Serfontein argues the problem isn’t a deliberate effort by the government to seize White-owned land without compensation, but rather “because of a dysfunctional government. The model is wrong.”

He said that for decades, land has been handed over to a Black population with compensation for former owners under established rules, but without any support for the new owners. So, almost a decade ago, Serfontein helped to launch a project aimed at training new Black farmers to work the land.

To date, he says he’s personally helped train more than 700 young Black farmers — the country’s next generation of agricultural workers.

“I’m extremely positive, and so are the young people, the young farmers, they are positive,” he said.
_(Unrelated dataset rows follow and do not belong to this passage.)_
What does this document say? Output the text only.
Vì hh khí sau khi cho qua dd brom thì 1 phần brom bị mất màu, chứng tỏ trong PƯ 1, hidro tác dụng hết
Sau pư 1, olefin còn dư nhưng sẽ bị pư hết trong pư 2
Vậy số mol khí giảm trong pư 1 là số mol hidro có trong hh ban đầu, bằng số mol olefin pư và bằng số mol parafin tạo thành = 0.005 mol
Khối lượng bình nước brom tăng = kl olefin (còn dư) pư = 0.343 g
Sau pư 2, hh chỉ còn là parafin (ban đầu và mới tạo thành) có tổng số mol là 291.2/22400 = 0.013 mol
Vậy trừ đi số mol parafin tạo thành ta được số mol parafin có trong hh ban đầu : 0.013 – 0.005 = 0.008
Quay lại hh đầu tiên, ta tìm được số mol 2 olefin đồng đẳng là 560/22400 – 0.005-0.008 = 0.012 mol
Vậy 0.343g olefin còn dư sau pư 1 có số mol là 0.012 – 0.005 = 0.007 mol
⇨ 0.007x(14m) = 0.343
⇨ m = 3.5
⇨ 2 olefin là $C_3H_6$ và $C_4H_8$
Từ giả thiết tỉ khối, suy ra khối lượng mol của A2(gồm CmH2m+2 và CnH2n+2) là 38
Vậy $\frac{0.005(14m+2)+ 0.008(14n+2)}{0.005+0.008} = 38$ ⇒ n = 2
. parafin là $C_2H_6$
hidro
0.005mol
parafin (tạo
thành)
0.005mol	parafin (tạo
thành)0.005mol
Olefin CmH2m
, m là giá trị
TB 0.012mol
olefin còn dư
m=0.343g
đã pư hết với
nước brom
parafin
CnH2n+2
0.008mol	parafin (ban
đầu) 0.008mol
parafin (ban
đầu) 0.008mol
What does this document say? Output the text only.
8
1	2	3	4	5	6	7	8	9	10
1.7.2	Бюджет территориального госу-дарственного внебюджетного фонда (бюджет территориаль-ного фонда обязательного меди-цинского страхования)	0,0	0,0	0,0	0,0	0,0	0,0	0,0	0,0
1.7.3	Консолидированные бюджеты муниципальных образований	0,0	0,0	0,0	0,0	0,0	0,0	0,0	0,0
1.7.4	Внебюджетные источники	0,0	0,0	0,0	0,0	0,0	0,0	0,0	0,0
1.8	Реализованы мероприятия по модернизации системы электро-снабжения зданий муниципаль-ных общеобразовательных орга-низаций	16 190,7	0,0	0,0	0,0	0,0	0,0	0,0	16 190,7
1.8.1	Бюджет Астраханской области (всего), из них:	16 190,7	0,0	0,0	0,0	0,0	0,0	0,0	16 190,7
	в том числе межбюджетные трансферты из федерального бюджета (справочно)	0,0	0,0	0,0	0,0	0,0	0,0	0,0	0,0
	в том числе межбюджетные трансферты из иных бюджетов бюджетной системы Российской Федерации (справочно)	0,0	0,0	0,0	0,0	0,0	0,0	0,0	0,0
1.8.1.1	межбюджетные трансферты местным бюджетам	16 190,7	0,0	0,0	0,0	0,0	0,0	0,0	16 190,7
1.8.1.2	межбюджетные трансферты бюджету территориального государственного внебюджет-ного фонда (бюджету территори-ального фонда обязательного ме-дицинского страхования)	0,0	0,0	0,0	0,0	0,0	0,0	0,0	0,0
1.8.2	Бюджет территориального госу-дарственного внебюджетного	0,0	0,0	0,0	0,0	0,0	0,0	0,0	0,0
As for a white genocide, he agreed with Croucamp, saying bluntly: “It’s not happening.”

Serfontein said he didn’t know the histories of the Afrikaners who had already left for the U.S., and he didn’t doubt they “probably had some unhappy experiences in South Africa, about a number of things. But let me tell you that if you went to NAMPO last week — NAMPO is the biggest agricultural show in the Southern Hemisphere — you would have found a vibe there between the farmers, young farmers, old farmers, Black farmers, White farmers, that you’ve never experienced before. They are so excited about the future of South Africa.”

They want to farm in a country, Serfontein says, where most people understand that the land must be shared by both Black and White.